QUITO, Jul 3 (Reuters) – Ecuador’s energy ministry confirmed on Friday the collapse of a small tailings plant at a beneficiation plant located in the Andean province of Azuay, which caused mineral sediments to contaminate a river near the plant.

The incident occurred when a retaining wall of the Armijos tailings station, operated by the Ecuadorian company Austro Gold and located in the Camilo Ponce Enriquez area in the south of the country, collapsed causing the escape of the mineral residue from an adjacent creek, said the ministry.

“One of the immediate measures in the area will be the placement of seals prohibiting mining activities at the beneficiation plant,” he added in a statement, without releasing further details of the incident.

The mining authority initiated an administrative process to establish sanctions against the company, which could include a declaration of expiration of the mining right.

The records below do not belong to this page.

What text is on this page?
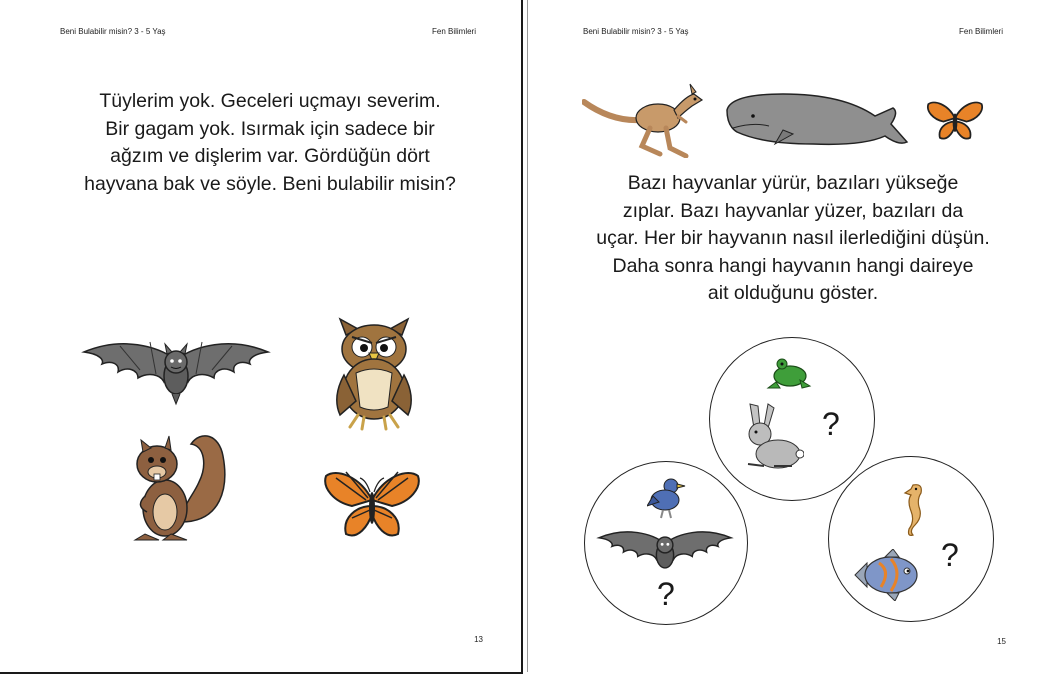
Beni Bulabilir misin? 3 - 5 Yaş	Fen Bilimleri
Tüylerim yok. Geceleri uçmayı severim.
Bir gagam yok. Isırmak için sadece bir
ağzım ve dişlerim var. Gördüğün dört
hayvana bak ve söyle. Beni bulabilir misin?
13
Beni Bulabilir misin? 3 - 5 Yaş	Fen Bilimleri
Bazı hayvanlar yürür, bazıları yükseğe
zıplar. Bazı hayvanlar yüzer, bazıları da
uçar. Her bir hayvanın nasıl ilerlediğini düşün.
Daha sonra hangi hayvanın hangi daireye
ait olduğunu göster.
?
?
?
15
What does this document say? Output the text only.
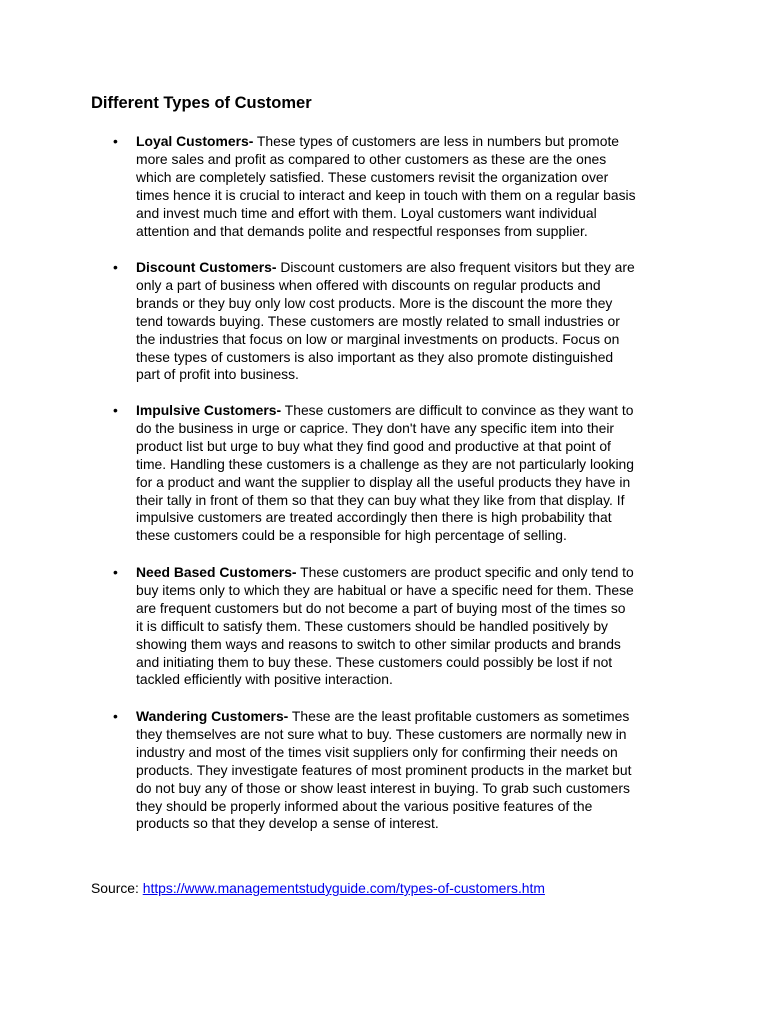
Different Types of Customer
• Loyal Customers- These types of customers are less in numbers but promote
more sales and profit as compared to other customers as these are the ones
which are completely satisfied. These customers revisit the organization over
times hence it is crucial to interact and keep in touch with them on a regular basis
and invest much time and effort with them. Loyal customers want individual
attention and that demands polite and respectful responses from supplier.
• Discount Customers- Discount customers are also frequent visitors but they are
only a part of business when offered with discounts on regular products and
brands or they buy only low cost products. More is the discount the more they
tend towards buying. These customers are mostly related to small industries or
the industries that focus on low or marginal investments on products. Focus on
these types of customers is also important as they also promote distinguished
part of profit into business.
• Impulsive Customers- These customers are difficult to convince as they want to
do the business in urge or caprice. They don't have any specific item into their
product list but urge to buy what they find good and productive at that point of
time. Handling these customers is a challenge as they are not particularly looking
for a product and want the supplier to display all the useful products they have in
their tally in front of them so that they can buy what they like from that display. If
impulsive customers are treated accordingly then there is high probability that
these customers could be a responsible for high percentage of selling.
• Need Based Customers- These customers are product specific and only tend to
buy items only to which they are habitual or have a specific need for them. These
are frequent customers but do not become a part of buying most of the times so
it is difficult to satisfy them. These customers should be handled positively by
showing them ways and reasons to switch to other similar products and brands
and initiating them to buy these. These customers could possibly be lost if not
tackled efficiently with positive interaction.
• Wandering Customers- These are the least profitable customers as sometimes
they themselves are not sure what to buy. These customers are normally new in
industry and most of the times visit suppliers only for confirming their needs on
products. They investigate features of most prominent products in the market but
do not buy any of those or show least interest in buying. To grab such customers
they should be properly informed about the various positive features of the
products so that they develop a sense of interest.
Source: https://www.managementstudyguide.com/types-of-customers.htm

“It is a small tailings station, but the level of contamination (…) does not allow me to accept in any way that there is no underlying root,” deputy mines minister Fernando Benalcázar told a local media outlet. “We will be inflexible, sharp and radical, we are going to the bottom,” he insisted.

Ecuador expects to launch this month a guideline for the management of tailings deposits with stricter standards in their design, construction and operation.

Reuters was not immediately able to contact Austro Gold.

The local authorities of the Camilo Ponce Enriquez canton, a traditionally mining area, said that the company had not complied with the protocols and that the collapse caused the sediments to contaminate the river, one of the main tributaries for various communities in the area.

“We verified that there was a collapse of the pool and all this material, about 50 tons, went down the mountain until they reached the Tenguel river,” city commissioner Cristian Tomalá told reporters.

Ecuador develops its mining on a large scale and since last year exports gold and copper from its two largest mines, but also maintains small-scale mining and artisanal mining in the southern provinces of the country.